Solution: Use explicit ALTER statements for schema evolution:

-- Adding columns
ALTER TABLE processed_emails ADD COLUMN IF NOT EXISTS category TEXT;

-- Modifying constraints
DO $$ BEGIN
  ALTER TABLE orders DROP CONSTRAINT IF EXISTS orders_status_check;
  ALTER TABLE orders ADD CONSTRAINT orders_status_check
    CHECK (status IN ('pending', 'processing', 'completed', 'cancelled'));
END $$;

Verification: Always check production schema directly before assuming migrations worked:

psql $DATABASE_URL -c "\d processed_emails"

Lesson: Migration files are not the source of truth for production schema. CREATE TABLE IF NOT EXISTS on an existing table is a no-op. Always verify with \d <table>.

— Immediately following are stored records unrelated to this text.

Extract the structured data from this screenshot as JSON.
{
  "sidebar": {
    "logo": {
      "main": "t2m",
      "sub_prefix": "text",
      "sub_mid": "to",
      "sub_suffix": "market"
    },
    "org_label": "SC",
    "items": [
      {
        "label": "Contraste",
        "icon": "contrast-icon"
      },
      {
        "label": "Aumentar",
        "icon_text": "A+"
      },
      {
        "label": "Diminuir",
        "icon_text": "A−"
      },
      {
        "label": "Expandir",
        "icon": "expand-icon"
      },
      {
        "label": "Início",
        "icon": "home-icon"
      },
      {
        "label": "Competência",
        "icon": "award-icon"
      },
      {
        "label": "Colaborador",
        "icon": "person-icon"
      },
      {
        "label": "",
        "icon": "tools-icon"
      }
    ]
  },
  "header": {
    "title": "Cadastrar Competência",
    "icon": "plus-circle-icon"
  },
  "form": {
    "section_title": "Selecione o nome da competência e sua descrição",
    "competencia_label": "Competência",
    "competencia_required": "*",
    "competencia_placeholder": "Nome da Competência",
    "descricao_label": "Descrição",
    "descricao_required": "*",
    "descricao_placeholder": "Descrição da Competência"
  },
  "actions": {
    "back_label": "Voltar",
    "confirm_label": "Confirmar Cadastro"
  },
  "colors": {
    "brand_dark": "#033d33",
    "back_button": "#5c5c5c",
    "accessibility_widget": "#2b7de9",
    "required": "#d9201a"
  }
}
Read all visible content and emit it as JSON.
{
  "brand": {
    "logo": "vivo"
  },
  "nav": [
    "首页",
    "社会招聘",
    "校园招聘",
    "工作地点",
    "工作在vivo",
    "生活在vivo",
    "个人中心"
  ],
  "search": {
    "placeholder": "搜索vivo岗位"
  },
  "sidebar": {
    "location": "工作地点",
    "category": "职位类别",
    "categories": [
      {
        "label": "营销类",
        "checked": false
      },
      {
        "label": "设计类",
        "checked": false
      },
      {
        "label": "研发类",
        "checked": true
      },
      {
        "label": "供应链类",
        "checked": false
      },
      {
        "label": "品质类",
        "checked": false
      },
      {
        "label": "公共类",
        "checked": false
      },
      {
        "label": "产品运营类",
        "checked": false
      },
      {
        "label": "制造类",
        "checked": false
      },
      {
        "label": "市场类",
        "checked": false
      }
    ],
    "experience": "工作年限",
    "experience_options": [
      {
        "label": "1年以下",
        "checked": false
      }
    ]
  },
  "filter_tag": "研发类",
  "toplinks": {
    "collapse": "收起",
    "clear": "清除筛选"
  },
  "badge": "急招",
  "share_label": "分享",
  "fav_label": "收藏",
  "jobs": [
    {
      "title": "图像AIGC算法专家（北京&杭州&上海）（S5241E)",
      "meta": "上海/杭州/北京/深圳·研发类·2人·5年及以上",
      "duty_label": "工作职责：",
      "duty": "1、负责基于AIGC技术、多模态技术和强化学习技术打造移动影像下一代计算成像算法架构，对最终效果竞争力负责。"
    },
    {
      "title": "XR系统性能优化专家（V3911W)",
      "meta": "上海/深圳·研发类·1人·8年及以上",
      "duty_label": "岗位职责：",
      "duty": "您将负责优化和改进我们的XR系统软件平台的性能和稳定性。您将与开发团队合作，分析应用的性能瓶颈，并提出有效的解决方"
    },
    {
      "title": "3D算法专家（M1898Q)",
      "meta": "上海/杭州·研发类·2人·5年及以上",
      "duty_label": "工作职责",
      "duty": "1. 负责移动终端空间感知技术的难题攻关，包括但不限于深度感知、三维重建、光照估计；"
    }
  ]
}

Desktop Application Security

PIT-017: OS Keychain for Desktop App API Key Storage

Context: Desktop apps (Tauri, Electron) should never store API keys in .env files, localStorage, or plain config files. Unlike web apps, desktop app files are directly accessible on the user’s filesystem.

Pattern: Use the operating system’s secure credential storage:

Platform Backend Rust Crate Node.js Package
macOS Keychain keyring keytar
Windows Credential Manager keyring keytar
Linux Secret Service (GNOME Keyring) keyring keytar

Implementation:

// Rust (Tauri)
use keyring::Entry;

let entry = Entry::new("my-app", "api-credentials")?;
entry.set_password(&serde_json::to_string(&credentials)?)?;

// Retrieve
let stored = entry.get_password()?;
let credentials: ApiCredentials = serde_json::from_str(&stored)?;
// Node.js (Electron)
import keytar from 'keytar'

await keytar.setPassword('my-app', 'api-credentials', JSON.stringify(credentials))

const stored = await keytar.getPassword('my-app', 'api-credentials')
const credentials = JSON.parse(stored)

Lesson: Browser security model does not apply to desktop apps. Files on disk are readable by any process. Use OS-level secure storage for secrets.